I guess the JQuery format throws me off because I'm not familiar with. I'm still trying to understand a scenario between human & automatic scroll. Because of the work around, the link will be hidden once a user click on a link, correct? So when the auto scroll comes to play?

The function $('myDiv a').click(function (e) {...}) has ever been called by the auto scroll at all? If not, the changing flag should be inside the call back function. If yes, how autoscroll calls this function (a scenario) and how a user calls this function (a scenario)?

well the autoscroll

$('body,html').animate({
                    scrollTop: $("#" + id).offset().top - 290
                }, 800);

kicks in when the link is clicked on, because it's inside a click function: so the user clicks on a link and the page scrolls. This is what I would refer to as an automatic scroll. SO say you have clicked on a link and the page (a very long page with a lot of anchor links) scrolls till it reaches the target link. Once there let's say you want to scroll down a little more: so if you're on the ipdad you use your fingers, if on a laptop the scrollbars: this is what I consider human scrolling as opposed to the automatic one.

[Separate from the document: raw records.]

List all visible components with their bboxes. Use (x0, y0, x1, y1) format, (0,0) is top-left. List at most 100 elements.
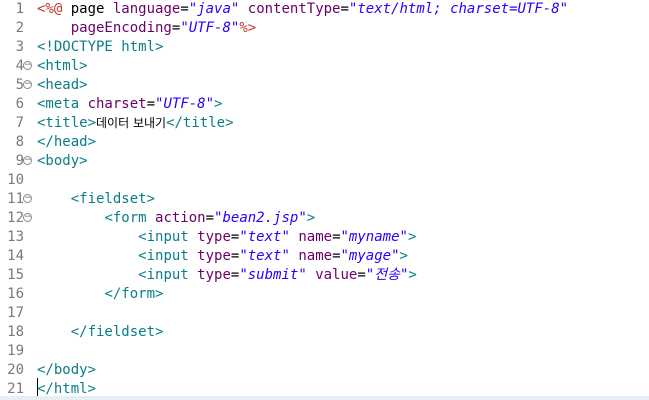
code-line[interactable]: 9− <body> (0, 152, 649, 171)
code-line[interactable]: 17 (0, 304, 649, 323)
code-line[interactable]: 12− <form action="bean2.jsp"> (0, 209, 649, 228)
code-line[interactable]: 11− <fieldset> (0, 190, 649, 209)
code-line[interactable]: 6 <meta charset="UTF-8"> (0, 95, 649, 114)
code-text: </body> (37, 361, 96, 380)
code-text: <html> (37, 57, 88, 76)
code-line[interactable]: 13 <input type="text" name="myname"> (0, 228, 649, 247)
code-token: > (407, 229, 417, 245)
code-line[interactable]: 14 <input type="text" name="myage"> (0, 247, 649, 266)
code-token: <input (138, 229, 198, 245)
code-token: = (332, 229, 341, 245)
code-token: = (332, 248, 341, 264)
code-token: = (180, 1, 189, 17)
code-line[interactable]: 7 <title>데이터 보내기</title> (0, 114, 649, 133)
code-text: </fieldset> (37, 323, 164, 342)
code-token: "submit" (239, 267, 307, 283)
line-number: 1 (15, 1, 24, 17)
code-line[interactable]: 4− <html> (0, 57, 649, 76)
collapse-fold-icon[interactable]: − (23, 194, 32, 203)
code-token: type (197, 248, 231, 264)
code-token: </title> (166, 115, 234, 131)
code-token: "myage" (340, 248, 400, 264)
horizontal-scrollbar[interactable] (0, 396, 649, 400)
code-line[interactable]: 15 <input type="submit" value="전송"> (0, 266, 649, 285)
code-line[interactable]: 20 </body> (0, 361, 649, 380)
code-text: <input type="text" name="myname"> (37, 228, 416, 247)
code-line[interactable]: 16 </form> (0, 285, 649, 304)
code-token: 데이터 보내기 (96, 116, 167, 130)
code-token: > (214, 96, 223, 112)
code-editor[interactable]: 1 <%@ page language="java" contentType="t… (0, 0, 649, 400)
line-number: 6 (15, 96, 24, 112)
collapse-fold-icon[interactable]: − (23, 156, 32, 165)
code-line[interactable]: 8 </head> (0, 133, 649, 152)
code-token: pageEncoding (70, 20, 172, 36)
code-line[interactable]: 5− <head> (0, 76, 649, 95)
code-token: "text" (239, 248, 290, 264)
code-text: </head> (37, 133, 96, 152)
code-token: </fieldset> (70, 324, 164, 340)
line-number: 17 (7, 305, 24, 321)
code-token: value (315, 267, 358, 283)
code-token: %> (239, 20, 257, 36)
code-text: <fieldset> (37, 190, 155, 209)
code-token: contentType (247, 1, 341, 17)
code-token: <input (138, 267, 198, 283)
line-number: 7 (15, 115, 24, 131)
code-token: name (298, 229, 333, 245)
collapse-fold-icon[interactable]: − (23, 213, 32, 222)
line-number: 12 (7, 210, 24, 226)
line-number: 11 (7, 191, 24, 207)
line-number: 20 (7, 362, 24, 378)
code-token: </form> (104, 286, 164, 302)
code-text: <input type="text" name="myage"> (37, 247, 408, 266)
code-line[interactable]: 2 pageEncoding="UTF-8"%> (0, 19, 649, 38)
code-text: pageEncoding="UTF-8"%> (37, 19, 256, 38)
code-token: </body> (37, 362, 97, 378)
code-line[interactable]: 1 <%@ page language="java" contentType="t… (0, 0, 649, 19)
line-number: 3 (15, 39, 24, 55)
code-token: page (62, 1, 113, 17)
code-line[interactable]: 19 (0, 342, 649, 361)
code-token: name (298, 248, 333, 264)
code-text: <input type="submit" value="전송"> (37, 266, 417, 285)
line-number: 13 (7, 229, 24, 245)
code-token: "UTF-8" (155, 96, 215, 112)
code-line[interactable]: 18 </fieldset> (0, 323, 649, 342)
code-token: </head> (37, 134, 97, 150)
code-token: = (340, 1, 349, 17)
code-token: "bean2.jsp" (214, 210, 307, 226)
code-text: <title>데이터 보내기</title> (37, 114, 234, 133)
code-text: <form action="bean2.jsp"> (37, 209, 315, 228)
code-text: </form> (37, 285, 163, 304)
code-token: > (399, 248, 408, 264)
code-line[interactable]: 3 <!DOCTYPE html> (0, 38, 649, 57)
code-text: <head> (37, 76, 88, 95)
code-token: "text/html; charset=UTF-8" (348, 1, 569, 17)
code-token: > (306, 210, 316, 226)
code-token: <input (138, 248, 198, 264)
code-token: language (112, 1, 181, 17)
code-token: <fieldset> (70, 191, 156, 207)
collapse-fold-icon[interactable]: − (23, 80, 32, 89)
line-number: 15 (7, 267, 24, 283)
code-line[interactable]: 10 (0, 171, 649, 190)
collapse-fold-icon[interactable]: − (23, 61, 32, 70)
code-text: <%@ page language="java" contentType="te… (37, 0, 568, 19)
code-token: "UTF-8" (180, 20, 240, 36)
line-number: 9 (15, 153, 24, 169)
line-number: 14 (7, 248, 24, 264)
code-token: </html> (37, 381, 97, 397)
code-token: "전송" (365, 267, 409, 283)
code-token: = (357, 267, 366, 283)
code-token: = (146, 96, 156, 112)
code-token: <body> (37, 153, 88, 169)
code-text: <meta charset="UTF-8"> (37, 95, 222, 114)
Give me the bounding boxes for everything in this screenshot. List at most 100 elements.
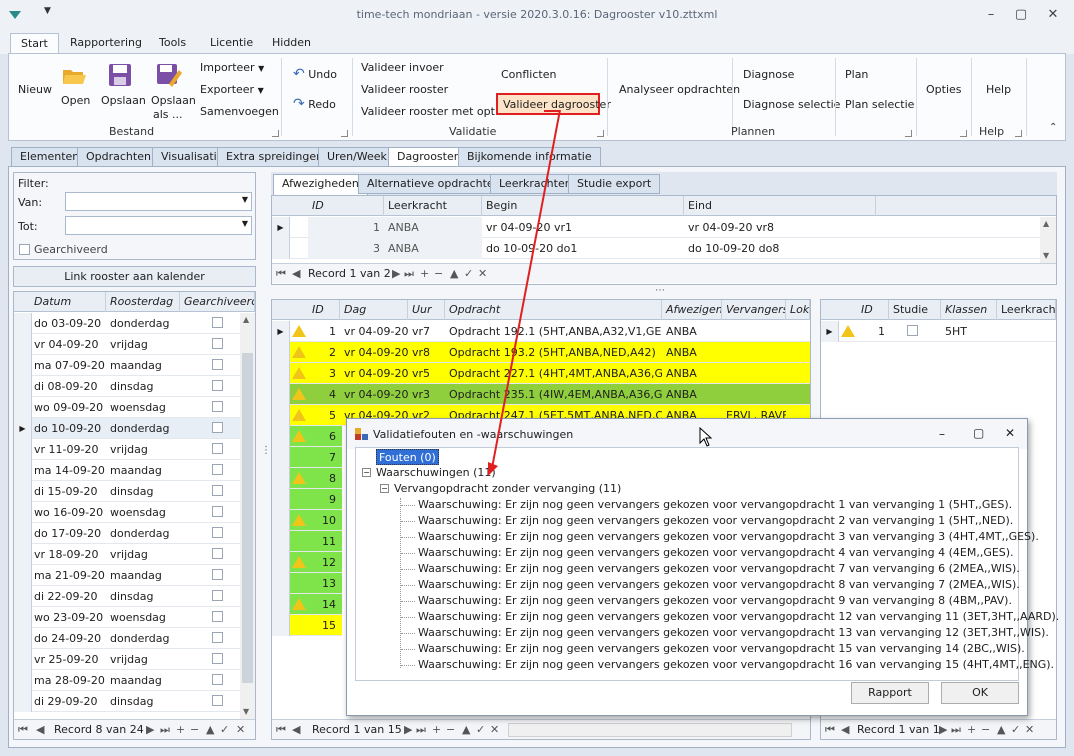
table-row[interactable]: wo 09-09-20 woensdag xyxy=(14,397,240,418)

To answer your question the $('myDiv a').click(function (e) {...}) isn't actually called by the autoscroll, but the autoscroll is called from inside it

Oh, ok. So here is an idea.

1)Create a flag variable which is global with default value meaning that no human click.
2)Inside the click() right before you call scroll, change the flag to indicate that a user is calling the scroll.
3)Inside the scroll(), check if the flag is human or not. If not, you know that it is called by auto-scroll.
4)Inside the click() after the calling scroll, change the flag back to its default value.